Retinal is the prosthetic group for each pigment. Differences in the amino acid sequence of their opsins accounts for the differences in absorption. The response of cones is not all-or-none. Light of a given wavelength (color), say 500 nm (green), stimulates all three types of cones, but the green-absorbing cones will be stimulated most strongly. Like rods, the absorption of light does not trigger action potentials but modulates the membrane potential of the cones.

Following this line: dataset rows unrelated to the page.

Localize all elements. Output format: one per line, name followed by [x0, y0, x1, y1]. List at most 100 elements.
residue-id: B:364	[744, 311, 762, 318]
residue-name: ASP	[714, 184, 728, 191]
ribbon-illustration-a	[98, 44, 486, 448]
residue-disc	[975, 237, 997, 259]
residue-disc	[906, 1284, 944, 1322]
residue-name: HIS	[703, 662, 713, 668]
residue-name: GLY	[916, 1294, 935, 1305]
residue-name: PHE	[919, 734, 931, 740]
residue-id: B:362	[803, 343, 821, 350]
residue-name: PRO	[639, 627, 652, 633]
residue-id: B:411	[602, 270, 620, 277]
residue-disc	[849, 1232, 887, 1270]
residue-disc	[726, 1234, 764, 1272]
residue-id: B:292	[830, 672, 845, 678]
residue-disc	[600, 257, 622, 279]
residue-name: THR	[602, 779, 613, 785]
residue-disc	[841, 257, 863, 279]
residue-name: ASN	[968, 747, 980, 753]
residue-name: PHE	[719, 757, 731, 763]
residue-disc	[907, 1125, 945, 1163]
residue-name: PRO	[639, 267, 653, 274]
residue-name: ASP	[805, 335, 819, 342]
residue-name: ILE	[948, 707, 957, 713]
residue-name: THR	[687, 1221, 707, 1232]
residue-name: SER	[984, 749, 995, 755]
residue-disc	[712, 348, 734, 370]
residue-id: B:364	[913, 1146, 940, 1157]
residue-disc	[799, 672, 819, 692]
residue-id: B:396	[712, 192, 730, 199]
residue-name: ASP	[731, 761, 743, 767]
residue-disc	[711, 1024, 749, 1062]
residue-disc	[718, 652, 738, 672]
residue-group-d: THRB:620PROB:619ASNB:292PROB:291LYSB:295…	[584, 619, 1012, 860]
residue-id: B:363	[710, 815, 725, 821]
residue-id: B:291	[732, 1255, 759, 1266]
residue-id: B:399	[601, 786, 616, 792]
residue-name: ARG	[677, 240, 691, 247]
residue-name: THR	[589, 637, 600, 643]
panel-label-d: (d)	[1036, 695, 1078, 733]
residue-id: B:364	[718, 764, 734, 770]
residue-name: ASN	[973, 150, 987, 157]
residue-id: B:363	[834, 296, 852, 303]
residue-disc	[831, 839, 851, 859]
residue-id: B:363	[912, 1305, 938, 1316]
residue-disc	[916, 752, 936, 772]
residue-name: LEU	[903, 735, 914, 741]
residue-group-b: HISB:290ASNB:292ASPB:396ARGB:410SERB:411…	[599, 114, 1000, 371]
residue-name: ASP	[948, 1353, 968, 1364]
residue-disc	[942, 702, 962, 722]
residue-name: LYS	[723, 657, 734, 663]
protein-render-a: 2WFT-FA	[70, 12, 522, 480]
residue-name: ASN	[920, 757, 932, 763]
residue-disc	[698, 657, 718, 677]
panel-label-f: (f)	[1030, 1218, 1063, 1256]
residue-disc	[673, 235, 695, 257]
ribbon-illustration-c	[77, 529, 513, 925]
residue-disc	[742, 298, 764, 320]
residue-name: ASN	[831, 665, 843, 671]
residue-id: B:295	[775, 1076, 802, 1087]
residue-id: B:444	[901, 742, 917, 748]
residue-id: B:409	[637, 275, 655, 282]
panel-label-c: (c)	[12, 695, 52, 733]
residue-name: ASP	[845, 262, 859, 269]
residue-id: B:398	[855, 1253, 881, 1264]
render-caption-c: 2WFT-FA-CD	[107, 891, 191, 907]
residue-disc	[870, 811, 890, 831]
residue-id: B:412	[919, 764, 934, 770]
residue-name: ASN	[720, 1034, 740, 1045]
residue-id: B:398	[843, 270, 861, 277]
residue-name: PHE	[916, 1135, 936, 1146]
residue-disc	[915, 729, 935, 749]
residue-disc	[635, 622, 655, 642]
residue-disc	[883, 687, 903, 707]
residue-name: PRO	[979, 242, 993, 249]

The term color blindness is something of a misnomer. Very few (~1 in 105) people cannot distinguish colors at all. Most "color-blind" people actually have abnormal color vision such as confusing the red and green of traffic lights. As high as 8% of the males in some populations have an inherited defect in their ability to discriminate reds and greens. These defects are found almost exclusively in males because the genes that encode the red-absorbing and green-absorbing opsins are on the X chromosome.
Fig. 126.96.36.199 Red - Green genes
The X chromosome normally carries a cluster of from 2 to 9 opsin genes. The minimum basis for normal red-green vision is one gene whose opsin absorbs efficiently in the red and one that absorbs well in the green (chromosome 1 in the figure). Multiple copies of these genes are also fine (2 and 3). Males with either a "green gene" or "red gene" missing are severely color blind (4 and 5). However, if all the red genes carry mutations (this seldom seems to be the case for the green genes — nobody knows why), then they may have red-green color blindness that ranges from mild to severe depending on the particular mutations involved (6). The rule seems to be that the more the mutations shift the pigment towards green, the more serious the defect. However, a large number of mutations don't always produce serious defects. Multiple mutations in a single gene may offset each other producing only mild defects. And as long as one normal copy of each gene is present, the presence of additional mutated genes seldom produce a serious problem (7).
Why do some males have as many as 9 copies of genes encoding the red and green opsins, when two are enough? The sequences of the red and green genes are the same at 98% of their nucleotides. This high degree of similarity creates the risk of mismatches in synapsis during meiosis with unequal crossing over.
Abnormal blue sensitivity occasionally occurs in humans but is much rarer than abnormalities in red-green vision. The gene for the blue-cone opsin is located on chromosome 7. Thus this trait shows an autosomal pattern of inheritance being found in females as often as in males.